Renata pressed her hand to the paneled door and pushed it wide. "What the hell do you think you're doing, Lex?"

He was bent over Mira's bed, the child's shoulders caught in a bruising hold. His head swiveled around as Renata came into the room, but he didn't let go of Mira. "I have need of my father's oracle. And I don't answer to you, so kindly get the fuck out of here."

"Rennie, he's hurting my arms." Mira's voice was tiny, pinched with pain.

"Open your eyes," Lex snarled at her. "Then maybe I'll stop hurting you."

"Take your hands off her, Lex." Renata stopped at the foot of the bed, her sheathed blades a tempting weight in her grasp. "Do it. Now."

Lex scoffed. "Not until I'm through with her."

When he gave Mira a hard shake, Renata let loose with a blast of mental fury.

It was just a spurt of power, only a fraction of what she could give him, but Lex howled, his body jerking as though he'd been hit with a few thousand volts of electricity. He reeled back, dropping Mira and falling away from the bed, ass-planted on the floor.

"You bitch!" His eyes bled amber fire, pupils tight slivers in their center. "I should kill you for that.
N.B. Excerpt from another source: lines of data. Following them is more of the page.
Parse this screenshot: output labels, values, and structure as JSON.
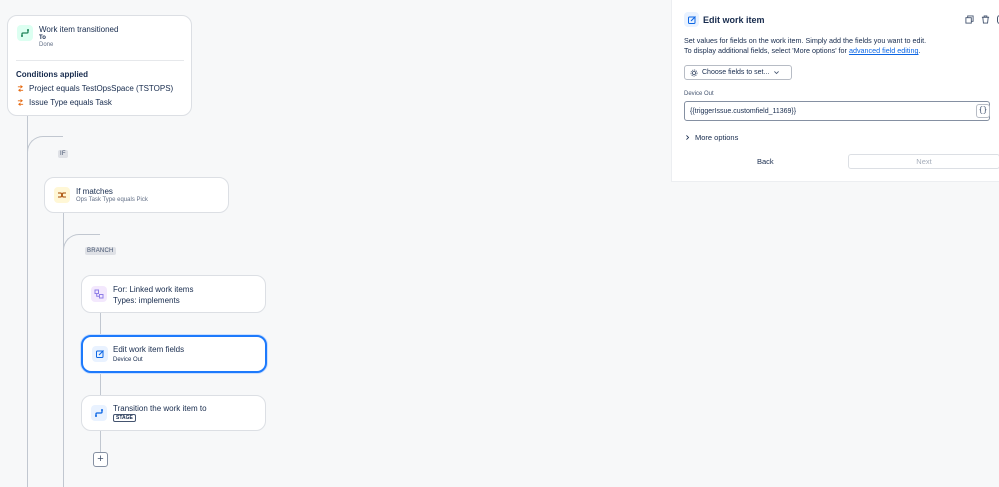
{
  "trigger": {
    "title": "Work item transitioned",
    "to_label": "To",
    "to_value": "Done",
    "conditions_heading": "Conditions applied",
    "conditions": [
      "Project equals TestOpsSpace (TSTOPS)",
      "Issue Type equals Task"
    ]
  },
  "if_tag": "IF",
  "if_node": {
    "title": "If matches",
    "subtitle": "Ops Task Type equals Pick"
  },
  "branch_tag": "BRANCH",
  "for_node": {
    "title": "For: Linked work items",
    "subtitle": "Types: implements"
  },
  "edit_node": {
    "title": "Edit work item fields",
    "subtitle": "Device Out"
  },
  "transition_node": {
    "title": "Transition the work item to",
    "stage_tag": "STAGE"
  },
  "add_button": "+",
  "panel": {
    "title": "Edit work item",
    "desc_line1": "Set values for fields on the work item. Simply add the fields you want to edit.",
    "desc_line2_prefix": "To display additional fields, select 'More options' for ",
    "desc_link": "advanced field editing",
    "desc_line2_suffix": ".",
    "choose_fields": "Choose fields to set...",
    "field_label": "Device Out",
    "field_value": "{{triggerIssue.customfield_11369}}",
    "brace_button": "{}",
    "more_options": "More options",
    "back": "Back",
    "next": "Next"
  },
  "colors": {
    "accent": "#1d7afc",
    "trigger_icon_bg": "#dcfff1",
    "if_icon_bg": "#fff7d6",
    "for_icon_bg": "#f3e8fd",
    "action_icon_bg": "#e9f2ff",
    "condition_icon": "#e56910"
  }
}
I should kill the brat and you both!"

Renata hit him again, another small taste of agony. He slumped, clutching his head and moaning from the debilitating second blast. She waited, watching as he worked to collect himself from his sprawl on the floor. He didn't pose much of a threat to her like this, but in a few hours he would be recovered and she would be the vulnerable one. Then she might have a bit of hell to pay.

But for the time being, Mira was no longer of interest to Lex, and that was all that mattered.

Lex glared up at her as he dragged himself to his feet. "Get out of my…way…goddamn…whore."

The words were choked, sputtered between his gasps for breath as he clumsily moved toward the open door. When he was out of sight, his footsteps scuffing along the hallway outside, Renata went to Mira's bedside and hushed her softly.

"Are you all right, kiddo?"

Mira nodded. "I don't like him, Rennie. He scares me."

"I know, honey." Renata pressed a kiss to the child's brow. "I'm not going to let him hurt you. You're safe with me. That's a promise, right?"

Another nod, weaker this time as Mira settled her head back onto her pillow and exhaled a sleepy sigh. "Rennie?" she asked quietly.

"Yes, mouse?"

"Don't ever leave me, okay?"

Renata stared down at the innocent little face in the dark, feeling her heart squeeze tightly in her breast. "I'm not going to leave you, Mira. Not ever…just like we promised."